Environmental Variables used by Amazon SageMaker Containers Important for Running User Scripts

When you write a script to run in a container, you are likely to use the following build-time environment variables. Amazon SageMaker Containers sets some of these variable values by default. + SM_MODEL_DIR

SM_MODEL_DIR=/opt/ml/model

When the training job finishes, Amazon SageMaker deletes the container, including its file system, except for the files in the /opt/ml/model and /opt/ml/output folders. Use /opt/ml/model to save the model checkpoints. Amazon SageMaker uploads these checkpoints to the default S3 bucket. Examples:

# Using it in argparse
parser.add_argument('model_dir', type=str, default=os.environ['SM_MODEL_DIR'])

# Using it as a variable
model_dir = os.environ['SM_MODEL_DIR']

# Saving checkpoints to the model directory in Chainer
serializers.save_npz(os.path.join(os.environ['SM_MODEL_DIR'], 'model.npz'), model)

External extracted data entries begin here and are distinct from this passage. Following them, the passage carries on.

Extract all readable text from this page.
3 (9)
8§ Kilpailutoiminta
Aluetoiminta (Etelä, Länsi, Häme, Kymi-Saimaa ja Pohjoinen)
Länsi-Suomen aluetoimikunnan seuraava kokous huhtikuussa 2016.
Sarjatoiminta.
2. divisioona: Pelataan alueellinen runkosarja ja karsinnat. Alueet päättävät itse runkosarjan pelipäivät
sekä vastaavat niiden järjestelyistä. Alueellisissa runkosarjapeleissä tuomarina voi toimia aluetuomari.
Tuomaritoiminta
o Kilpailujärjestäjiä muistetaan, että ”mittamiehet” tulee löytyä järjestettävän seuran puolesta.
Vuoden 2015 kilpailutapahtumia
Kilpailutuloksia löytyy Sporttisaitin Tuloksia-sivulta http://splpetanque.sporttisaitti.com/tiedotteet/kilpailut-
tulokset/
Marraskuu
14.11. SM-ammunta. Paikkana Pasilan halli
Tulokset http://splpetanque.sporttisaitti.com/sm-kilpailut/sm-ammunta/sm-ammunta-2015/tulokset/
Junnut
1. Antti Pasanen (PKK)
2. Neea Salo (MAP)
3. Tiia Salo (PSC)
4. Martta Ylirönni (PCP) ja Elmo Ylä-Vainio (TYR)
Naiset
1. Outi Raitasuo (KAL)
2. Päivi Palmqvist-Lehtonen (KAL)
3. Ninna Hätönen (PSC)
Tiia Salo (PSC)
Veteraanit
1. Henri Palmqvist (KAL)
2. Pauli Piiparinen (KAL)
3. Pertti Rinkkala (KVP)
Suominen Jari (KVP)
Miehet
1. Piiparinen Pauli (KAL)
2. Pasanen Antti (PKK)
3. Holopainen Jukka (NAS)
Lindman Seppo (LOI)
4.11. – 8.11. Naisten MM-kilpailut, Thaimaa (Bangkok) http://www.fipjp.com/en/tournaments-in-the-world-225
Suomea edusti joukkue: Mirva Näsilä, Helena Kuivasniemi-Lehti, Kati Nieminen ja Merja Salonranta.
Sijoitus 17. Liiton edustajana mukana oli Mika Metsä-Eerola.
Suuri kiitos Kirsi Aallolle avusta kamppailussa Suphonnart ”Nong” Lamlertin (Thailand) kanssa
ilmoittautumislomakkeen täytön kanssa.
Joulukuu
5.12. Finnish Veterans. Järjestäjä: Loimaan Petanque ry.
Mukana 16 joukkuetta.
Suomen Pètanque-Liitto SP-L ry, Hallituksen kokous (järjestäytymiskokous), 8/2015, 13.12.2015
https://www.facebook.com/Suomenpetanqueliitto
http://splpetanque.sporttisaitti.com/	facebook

For more information, see How Amazon SageMaker Processes Training Output. + SM_CHANNELS

SM_CHANNELS='["testing","training"]'

The SM_CHANNELS environmental variable contains the list of input data channels for the container. When you train a model, you can partition your training data into different logical “channels”. Common channels are: training, testing,and evaluation, or images and labels. SM_CHANNELS includes the name of the channels that are in the container as a JSON encoded list.

Examples:

import json

# Using it in argparse
parser.add_argument('channel_names', type=int, default=json.loads(os.environ['SM_CHANNELS'])))

# Using it as a variable
channel_names = json.loads(os.environ['SM_CHANNELS']))

SM_CHANNEL_{channel_name}

SM_CHANNEL_TRAINING='/opt/ml/input/data/training'
SM_CHANNEL_TESTING='/opt/ml/input/data/testing'

The SM_CHANNEL_{channel_name} environmental variable contains the directory where the channel named channel_name is located in the container.

Examples:

import json

parser.add_argument('--train', type=str, default=os.environ['SM_CHANNEL_TRAINING'])
parser.add_argument('--test', type=str, default=os.environ['SM_CHANNEL_TESTING'])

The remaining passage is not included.